- Associated Press - Tuesday, February 22, 2011

BAMAKO, Mali (AP) — Anguished families wept at hospitals and morgues Tuesday after 36 people were crushed and at least 64 others were injured in a stampede as a crowd tried to leave a stadium following a religious ceremony.

Tens of thousands had gathered to receive blessings from one of Mali’s best known imams, Osman Madani Haidara, during the Muslim holy period of Maouloud. Witnesses say the stadium in this West African nation had been holding many more than its maximum capacity.

As the participants departed the ceremony Monday night, the crowd surged against a metal barrier, said Sadio Gassame, Mali’s minister of interior security and civil protection said.

Families waiting outside Bamako’s Gabriel Toure hospital wept and comforted each other. At the city’s central morgue, Ahmed Dada waited to collect the body of a 25-year-old friend.

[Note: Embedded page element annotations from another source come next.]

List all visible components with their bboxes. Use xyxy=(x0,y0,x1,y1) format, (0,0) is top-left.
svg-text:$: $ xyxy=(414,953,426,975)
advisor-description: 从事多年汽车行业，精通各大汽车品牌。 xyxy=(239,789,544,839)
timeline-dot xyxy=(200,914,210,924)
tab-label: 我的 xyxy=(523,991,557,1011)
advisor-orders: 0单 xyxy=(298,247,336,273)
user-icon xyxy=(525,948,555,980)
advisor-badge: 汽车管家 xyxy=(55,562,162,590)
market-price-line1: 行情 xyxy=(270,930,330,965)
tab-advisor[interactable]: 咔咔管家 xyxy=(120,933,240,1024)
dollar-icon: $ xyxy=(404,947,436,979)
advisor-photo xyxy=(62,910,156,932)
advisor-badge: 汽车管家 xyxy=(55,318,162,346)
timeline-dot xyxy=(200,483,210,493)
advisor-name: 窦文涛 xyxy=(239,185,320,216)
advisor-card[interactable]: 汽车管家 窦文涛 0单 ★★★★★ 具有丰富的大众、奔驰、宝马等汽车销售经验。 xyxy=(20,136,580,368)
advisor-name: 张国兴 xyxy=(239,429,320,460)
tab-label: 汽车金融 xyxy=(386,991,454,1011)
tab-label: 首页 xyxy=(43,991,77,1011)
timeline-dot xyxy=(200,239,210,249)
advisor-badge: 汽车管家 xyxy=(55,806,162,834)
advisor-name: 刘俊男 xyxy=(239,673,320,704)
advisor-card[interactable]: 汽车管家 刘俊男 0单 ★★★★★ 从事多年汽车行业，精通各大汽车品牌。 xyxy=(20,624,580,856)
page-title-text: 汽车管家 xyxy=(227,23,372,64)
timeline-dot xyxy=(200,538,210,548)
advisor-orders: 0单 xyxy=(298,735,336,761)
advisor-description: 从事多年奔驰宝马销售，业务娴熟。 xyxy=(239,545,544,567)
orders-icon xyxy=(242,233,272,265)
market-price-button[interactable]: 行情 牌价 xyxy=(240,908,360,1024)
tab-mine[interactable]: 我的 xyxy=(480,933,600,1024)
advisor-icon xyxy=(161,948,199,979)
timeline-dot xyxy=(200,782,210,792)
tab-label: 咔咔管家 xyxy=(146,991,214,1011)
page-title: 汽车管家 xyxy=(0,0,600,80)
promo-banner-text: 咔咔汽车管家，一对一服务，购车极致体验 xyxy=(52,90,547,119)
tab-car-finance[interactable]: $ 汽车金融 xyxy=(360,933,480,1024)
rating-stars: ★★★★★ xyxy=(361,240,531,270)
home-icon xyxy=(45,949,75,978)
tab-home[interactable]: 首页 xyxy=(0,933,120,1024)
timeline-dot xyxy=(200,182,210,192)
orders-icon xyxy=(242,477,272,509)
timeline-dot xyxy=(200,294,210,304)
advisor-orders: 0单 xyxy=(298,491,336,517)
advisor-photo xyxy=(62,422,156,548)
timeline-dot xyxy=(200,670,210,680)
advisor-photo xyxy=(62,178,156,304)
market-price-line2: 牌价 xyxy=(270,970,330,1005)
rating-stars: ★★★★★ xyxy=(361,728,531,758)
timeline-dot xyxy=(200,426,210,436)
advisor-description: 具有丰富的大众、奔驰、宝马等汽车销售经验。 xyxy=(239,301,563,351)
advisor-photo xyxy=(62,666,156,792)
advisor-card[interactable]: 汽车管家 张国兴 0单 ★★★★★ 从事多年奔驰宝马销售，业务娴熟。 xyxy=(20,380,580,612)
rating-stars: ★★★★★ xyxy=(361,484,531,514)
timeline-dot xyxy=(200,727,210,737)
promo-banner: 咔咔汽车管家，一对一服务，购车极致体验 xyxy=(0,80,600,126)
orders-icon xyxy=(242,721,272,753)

“God decides everything,” he said. “We all know we are just on the planet for a short time.”

At the place where people had been crushed, security personnel were collecting piles of shoes to put into a waiting van late Monday. A young girl sat on a bucket at the edge of the scene, crying. She had lost both parents and didn’t know her way home.

Last year, at least 15 people died in another stampede at a mosque in Timbuktu, Mali during the holy period of Maouloud.